Питт не знал ни одного греческого слова, только несколько имен. Надо попробовать, подумал он. Может, этот немой ишак назван именем греческого бога или героя.
— Громовержец Зевс… Аполлон… Посейдон… Геракл. Как насчет Атласа? — Показалось, что осел повернулся к камню. Неожиданно Питта осенила одна идея. Он наклонился и похлопал по животу осла. Тот был совершенно пуст.
— Мои искренние извинения, прелестное создание, — произнес Питт, наклонившись к ушам осла. — Давай, прекрасная Афродита, выберемся отсюда.
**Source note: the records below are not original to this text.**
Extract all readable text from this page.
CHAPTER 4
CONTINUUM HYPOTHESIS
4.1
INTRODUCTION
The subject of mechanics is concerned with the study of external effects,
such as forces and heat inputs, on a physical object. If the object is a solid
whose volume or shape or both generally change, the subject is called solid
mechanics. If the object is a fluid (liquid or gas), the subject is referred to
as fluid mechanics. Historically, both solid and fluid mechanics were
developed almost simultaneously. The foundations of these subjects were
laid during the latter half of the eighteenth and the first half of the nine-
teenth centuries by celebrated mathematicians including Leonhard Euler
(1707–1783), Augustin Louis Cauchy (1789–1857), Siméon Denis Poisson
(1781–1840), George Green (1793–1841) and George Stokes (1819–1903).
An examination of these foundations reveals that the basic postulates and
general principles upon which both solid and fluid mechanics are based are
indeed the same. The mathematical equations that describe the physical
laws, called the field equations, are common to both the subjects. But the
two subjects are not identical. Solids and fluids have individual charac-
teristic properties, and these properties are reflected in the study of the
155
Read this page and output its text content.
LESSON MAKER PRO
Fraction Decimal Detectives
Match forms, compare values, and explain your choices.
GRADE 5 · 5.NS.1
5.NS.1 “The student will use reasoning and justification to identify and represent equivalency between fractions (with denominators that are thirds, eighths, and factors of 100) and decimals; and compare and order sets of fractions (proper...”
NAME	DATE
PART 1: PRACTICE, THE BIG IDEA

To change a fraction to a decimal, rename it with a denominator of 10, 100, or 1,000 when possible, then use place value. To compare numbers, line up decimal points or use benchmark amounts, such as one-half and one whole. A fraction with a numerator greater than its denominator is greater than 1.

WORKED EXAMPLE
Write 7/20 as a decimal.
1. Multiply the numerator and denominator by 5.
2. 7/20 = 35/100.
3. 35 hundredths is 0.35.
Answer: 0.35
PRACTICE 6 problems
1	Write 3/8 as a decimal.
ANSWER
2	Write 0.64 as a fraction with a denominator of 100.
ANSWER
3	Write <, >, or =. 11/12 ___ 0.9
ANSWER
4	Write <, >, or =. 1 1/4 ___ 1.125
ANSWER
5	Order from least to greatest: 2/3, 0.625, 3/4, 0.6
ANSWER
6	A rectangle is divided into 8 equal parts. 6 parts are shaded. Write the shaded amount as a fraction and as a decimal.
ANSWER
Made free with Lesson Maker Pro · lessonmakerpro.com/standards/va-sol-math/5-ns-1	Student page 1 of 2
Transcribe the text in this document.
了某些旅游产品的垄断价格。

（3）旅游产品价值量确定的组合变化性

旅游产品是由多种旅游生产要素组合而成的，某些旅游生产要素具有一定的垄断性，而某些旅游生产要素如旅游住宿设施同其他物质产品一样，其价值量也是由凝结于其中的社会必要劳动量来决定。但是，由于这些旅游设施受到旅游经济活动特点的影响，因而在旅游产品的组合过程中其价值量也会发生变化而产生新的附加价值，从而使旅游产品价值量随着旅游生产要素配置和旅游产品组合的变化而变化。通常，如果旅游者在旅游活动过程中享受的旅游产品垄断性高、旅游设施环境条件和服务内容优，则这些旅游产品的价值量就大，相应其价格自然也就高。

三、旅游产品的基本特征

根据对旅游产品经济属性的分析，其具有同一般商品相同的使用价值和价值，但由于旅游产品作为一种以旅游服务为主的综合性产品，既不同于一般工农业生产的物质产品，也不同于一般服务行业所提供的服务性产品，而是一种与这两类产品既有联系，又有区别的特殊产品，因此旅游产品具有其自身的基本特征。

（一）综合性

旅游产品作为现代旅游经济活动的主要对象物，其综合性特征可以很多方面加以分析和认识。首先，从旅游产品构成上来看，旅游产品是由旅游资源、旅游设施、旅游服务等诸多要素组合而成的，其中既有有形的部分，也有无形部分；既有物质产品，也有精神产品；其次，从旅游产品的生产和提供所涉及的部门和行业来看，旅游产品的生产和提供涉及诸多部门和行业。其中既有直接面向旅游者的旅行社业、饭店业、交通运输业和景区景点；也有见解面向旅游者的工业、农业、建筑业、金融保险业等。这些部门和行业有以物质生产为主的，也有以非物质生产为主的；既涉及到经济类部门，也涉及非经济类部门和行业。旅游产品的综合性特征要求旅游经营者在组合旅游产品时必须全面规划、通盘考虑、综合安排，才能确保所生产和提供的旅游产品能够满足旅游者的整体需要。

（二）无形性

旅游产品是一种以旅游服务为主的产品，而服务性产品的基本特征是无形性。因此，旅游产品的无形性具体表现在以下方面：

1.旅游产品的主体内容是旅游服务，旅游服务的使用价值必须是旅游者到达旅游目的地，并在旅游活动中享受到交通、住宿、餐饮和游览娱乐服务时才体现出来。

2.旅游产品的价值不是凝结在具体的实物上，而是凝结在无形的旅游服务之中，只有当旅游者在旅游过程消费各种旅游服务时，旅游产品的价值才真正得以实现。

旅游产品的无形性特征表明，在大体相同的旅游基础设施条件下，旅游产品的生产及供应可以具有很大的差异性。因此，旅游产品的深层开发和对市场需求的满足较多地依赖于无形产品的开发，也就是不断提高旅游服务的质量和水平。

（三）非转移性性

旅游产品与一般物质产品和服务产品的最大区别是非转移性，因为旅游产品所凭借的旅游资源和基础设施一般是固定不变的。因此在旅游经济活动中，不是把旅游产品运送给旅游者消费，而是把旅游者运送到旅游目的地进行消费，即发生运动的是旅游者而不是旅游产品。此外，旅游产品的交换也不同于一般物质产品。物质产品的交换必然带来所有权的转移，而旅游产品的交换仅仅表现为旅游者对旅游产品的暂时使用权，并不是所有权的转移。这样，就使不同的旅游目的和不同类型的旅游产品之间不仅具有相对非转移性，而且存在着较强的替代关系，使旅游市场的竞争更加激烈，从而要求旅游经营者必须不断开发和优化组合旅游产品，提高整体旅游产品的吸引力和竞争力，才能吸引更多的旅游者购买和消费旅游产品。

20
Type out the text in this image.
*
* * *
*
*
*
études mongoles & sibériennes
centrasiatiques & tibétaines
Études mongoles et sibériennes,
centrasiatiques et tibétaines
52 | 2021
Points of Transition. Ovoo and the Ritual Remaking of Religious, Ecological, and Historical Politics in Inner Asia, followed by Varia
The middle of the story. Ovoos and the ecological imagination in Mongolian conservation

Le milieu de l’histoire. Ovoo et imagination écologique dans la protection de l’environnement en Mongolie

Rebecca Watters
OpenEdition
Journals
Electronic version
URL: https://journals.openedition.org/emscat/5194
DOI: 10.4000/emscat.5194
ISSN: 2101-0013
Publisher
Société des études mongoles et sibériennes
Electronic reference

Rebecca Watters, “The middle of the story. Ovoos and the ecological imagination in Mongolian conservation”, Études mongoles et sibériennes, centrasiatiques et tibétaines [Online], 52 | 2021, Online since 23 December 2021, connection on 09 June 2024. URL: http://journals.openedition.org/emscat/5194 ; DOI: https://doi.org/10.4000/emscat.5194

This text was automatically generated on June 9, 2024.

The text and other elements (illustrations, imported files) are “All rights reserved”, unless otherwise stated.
Осел дернулся и Питт понял, что он почти угадал.
— Атланта?
Никакой реакции.
— Афина?
Уши поднялись и осел повернулся, глядя на Питта большими грустными глазами.
— Давай, Афина, вперед!
Афина, к большой радости и облегчению Питта, ударила пару раз копытом о землю и затем послушно начала спускаться по дороге.
Раннее утро было прохладным, и роса начала оседать на деревьях и лугах, когда, наконец, Питт добрался до окрестностей Лиминаса. Лиминас был средним греческим поселком на побережье. Уникальное сочетание современных домов с черепичными крышами, построенных на месте античного города и его древних руин. На береговой линии, вдающейся в город в форме полумесяца, вся гавань была завалена плоскодонными рыбачьими лодками, раскиданными в живописном беспорядке. Кругом пахло соленой водой, рыбой и дизельным топливом. Деревянные баркасы неподвижно лежали вдоль берега, как стая выброшенных на сушу китов, их мачты были аккуратно сложены вдоль планширов, а якорные цепи тянулись к морю. На белом береговом песке стояли ряды высоких вертикальных столбов, на которых были растянуты длинные рыбацкие сети. А позади них снова продолжалась главная улица поселка. Закрытые маленькие двери и окна не проявляли никаких признаков жизни. Им не было дела до перемазанного Питта и его голодного транспортного средства. Белые оштукатуренные дома с крошечными балконами представляли собой при лунном свете картину спокойной размеренной жизни; картину, которая не имела никакого отношения к событиям, приведшим Питта в этот поселок.
В узком переулке Питт слез с ослика и привязал его к почтовому ящику. Затем он достал из бумажника десятидолларовую банкноту и засунул ее за повод.